Both Kodak and it’s main rival FujiFilm recognised that digital photography was going to have an impact on their traditional business model, both firms also recognised that digital photography in itself was not going to be very profitable when compared to traditional film. But the key difference between the two photo giants was that Fuji was prepared to adapt more readily to the changing appetite for digital photography.
This got me thinking as to whether the key to Kodak’s decline was due to the fact it was a product of it’s day – a US business model of selling stuff to the rest of the world while ensuring it enjoyed the benefits of protectionism from foreign competitors? Add on top of this a corporate culture of risk avoidance and product perfectionism, it’s no wonder Kodak slid into the role of ‘complacent monopolist‘.

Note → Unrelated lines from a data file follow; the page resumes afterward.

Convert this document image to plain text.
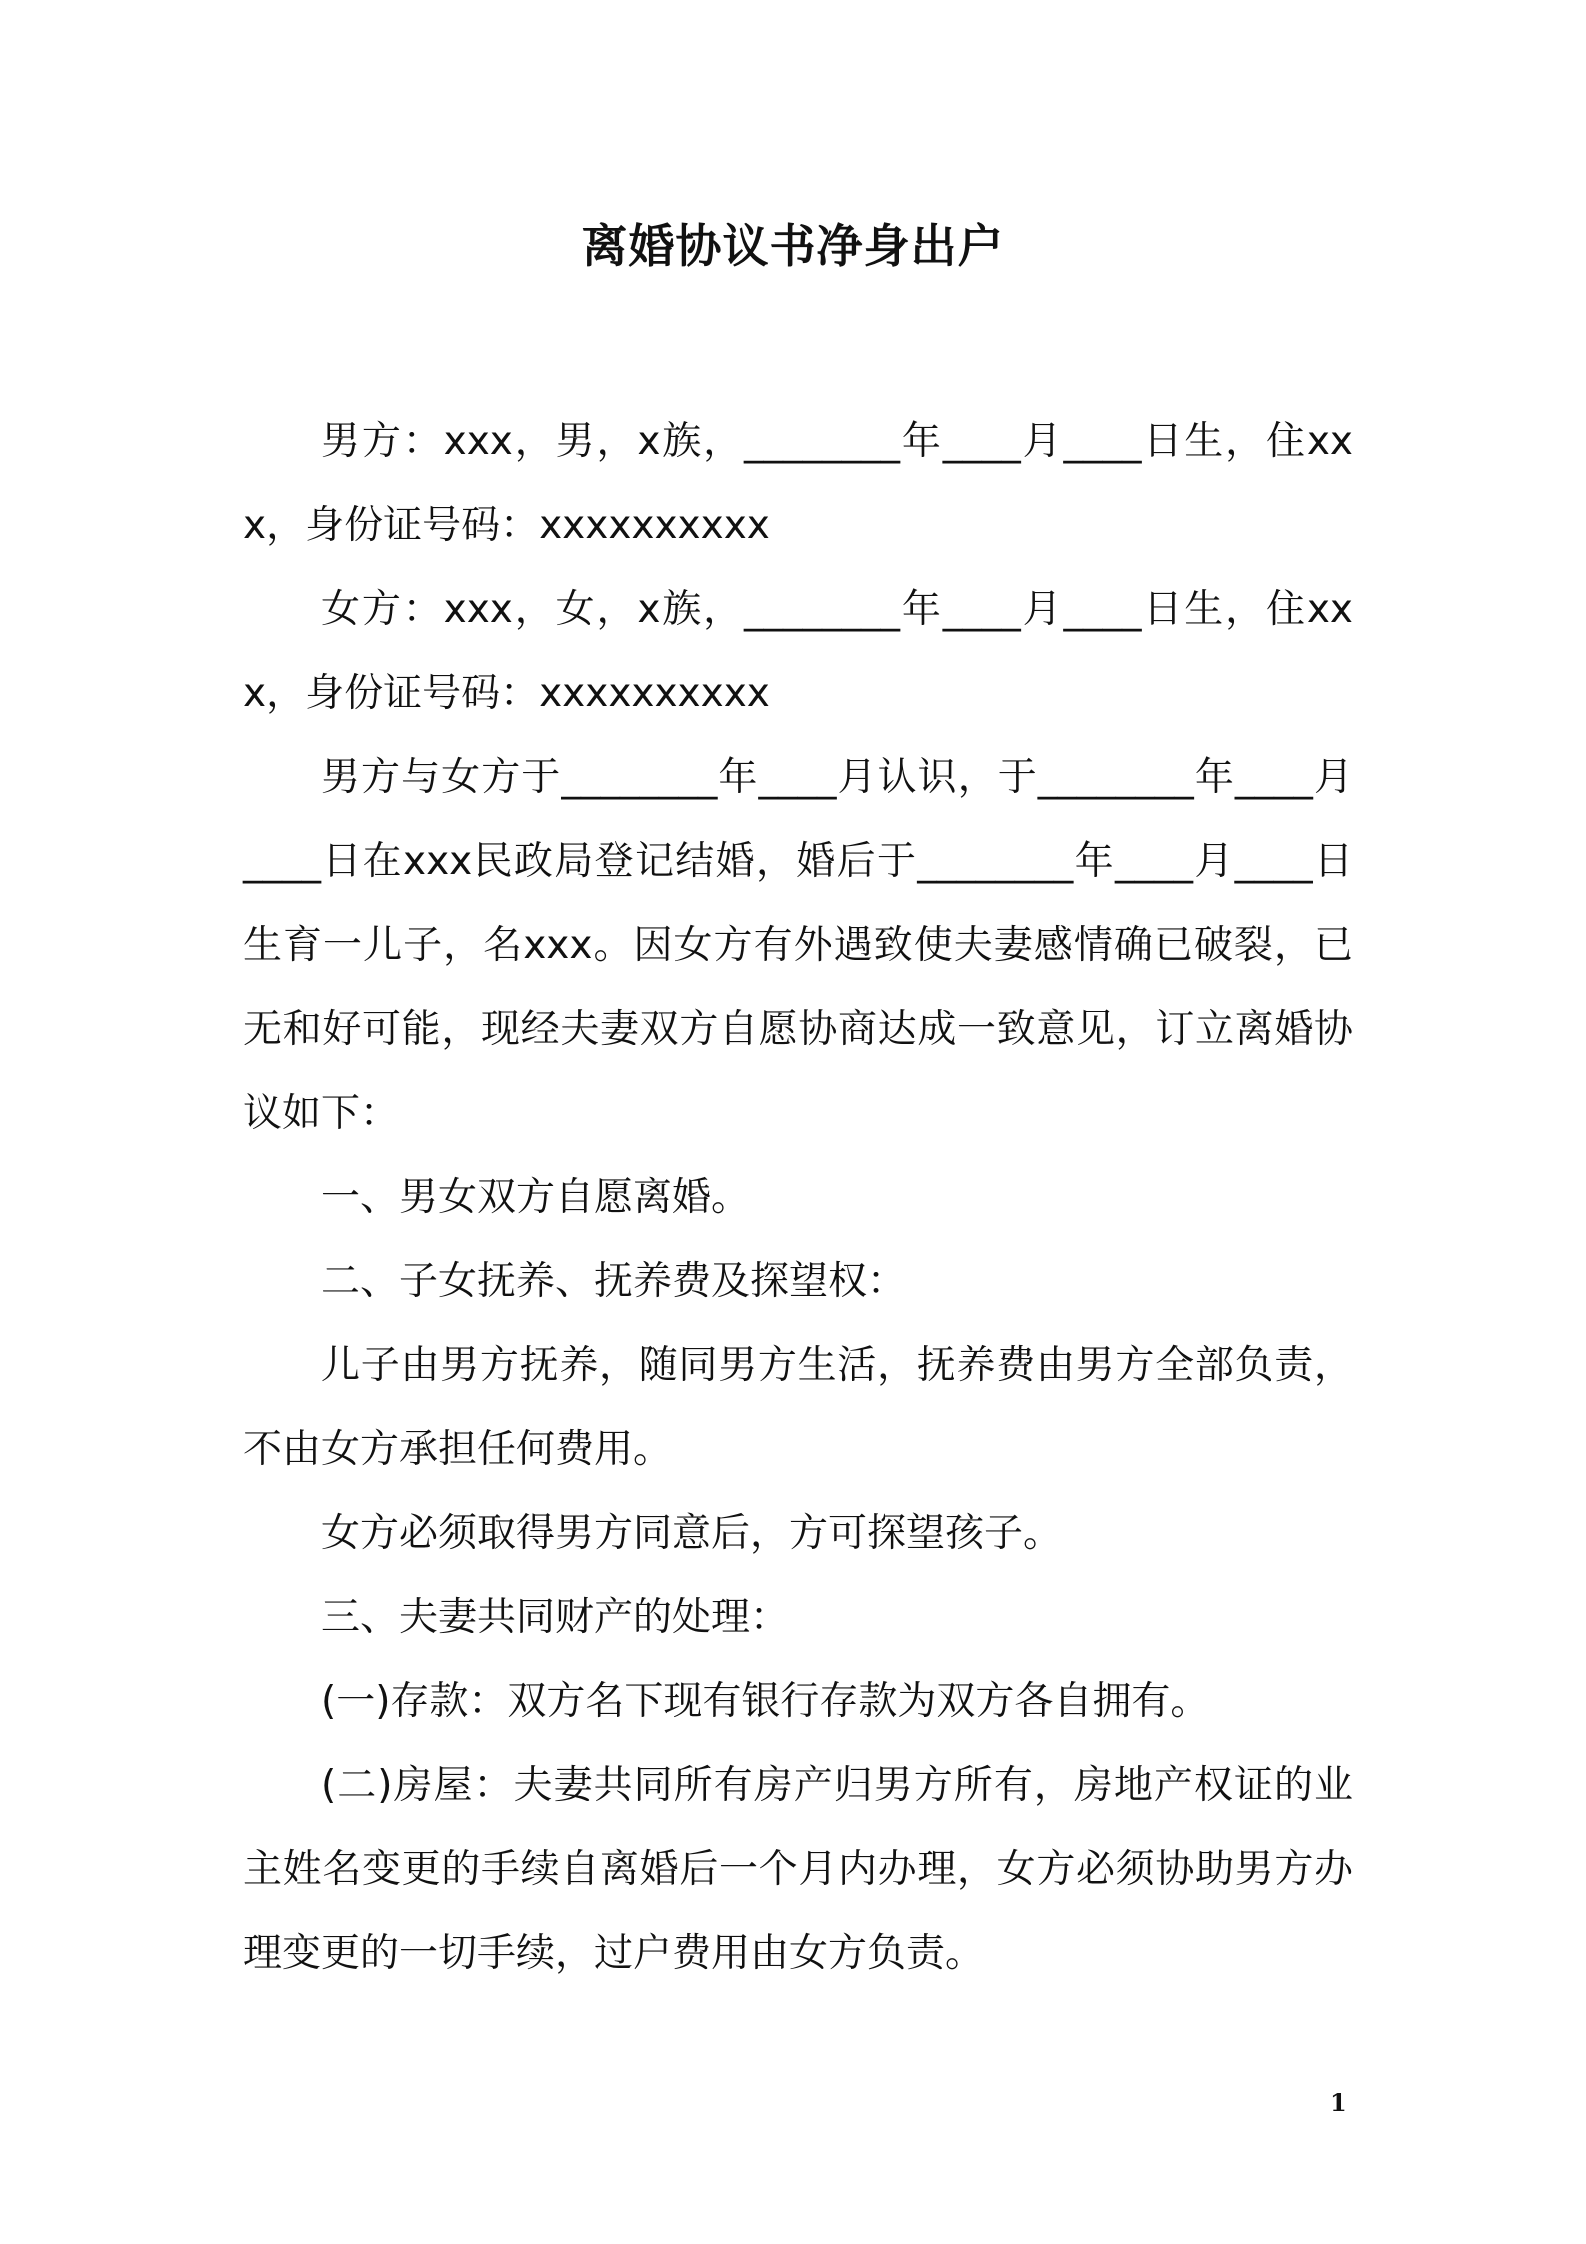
离婚协议书净身出户

男方：xxx，男，x族，________年____月____日生，住xxx，身份证号码：xxxxxxxxxx

女方：xxx，女，x族，________年____月____日生，住xxx，身份证号码：xxxxxxxxxx

男方与女方于________年____月认识，于________年____月____日在xxx民政局登记结婚，婚后于________年____月____日生育一儿子，名xxx。因女方有外遇致使夫妻感情确已破裂，已无和好可能，现经夫妻双方自愿协商达成一致意见，订立离婚协议如下：

一、男女双方自愿离婚。

二、子女抚养、抚养费及探望权：

儿子由男方抚养，随同男方生活，抚养费由男方全部负责，不由女方承担任何费用。

女方必须取得男方同意后，方可探望孩子。

三、夫妻共同财产的处理：

(一)存款：双方名下现有银行存款为双方各自拥有。

(二)房屋：夫妻共同所有房产归男方所有，房地产权证的业主姓名变更的手续自离婚后一个月内办理，女方必须协助男方办理变更的一切手续，过户费用由女方负责。

1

In the same way that General Motors epitomised US big business, Kodak found itself increasingly at odds with the liberalisation of trade and information across the world. A different business mindset was required. Kodak should have aimed to be an international business who happens to be based in the US. Instead it maintained a course of resisting change until it became too late.
Fuji’s willingness to adapt to changing conditions is rooted in Japanese management culture as a whole. There are two key planks to this perspective: 1) a proactive attitude to collaboration and information sharing (hourensou) 2) and a philosophy of (genchi genbutsu) where everyone is expected to be involved in solving the problem across all levels of the business.
Aspects of this Japanese business philosophy has undoubtedly been applied to the concept of the lean startup. With the focus on rapid iterations in response to changing requirements, agile or lean software development has formed the basis for many tech startups. But fundamentally the culture is less inward looking (a la Kodak) and more outward focused .
Instagram created a new market for digital photography whilst playing in the space that Kodak abandoned – a homage to the original Kodak Instamatic and Polaroid cameras of the past. From an initial investment of $500,000 in 2010 and a further $7,000,000 in 2011, Instagram was able to capture 5 million users and an estimated 150 million images have been uploaded to it’s service. Effectively the management team of Instagram created not just a product/service, but a scaleable platform where anyone is free to use and build upon the Instagram API.
It’s within this new operating environment, built on openness, problem solving, and frequent iterations that highlight just where Fuji Film and Instagram went right, and where Kodak went wrong.
To say that digital killed Kodak is misleading, and there are a whole range of other factors to consider that outside of this topic. Nevertheless the business culture of Kodak, was rooted in the old US centric form of thinking. In this connected world with free global trade and information, you could no longer have a situation where a product is valued simply on being from country x. Information on price, quality, design, and utility have levelled the playing field for consumers to make those purchase decisions.
Fundamentally advancement in digital technology played a contributing role but was not the main factor in Kodak’s decline. Rather Kodak became a cultural relic of big business practice in the US. It struggled to recognise that the world had moved on, and now its memory will fade.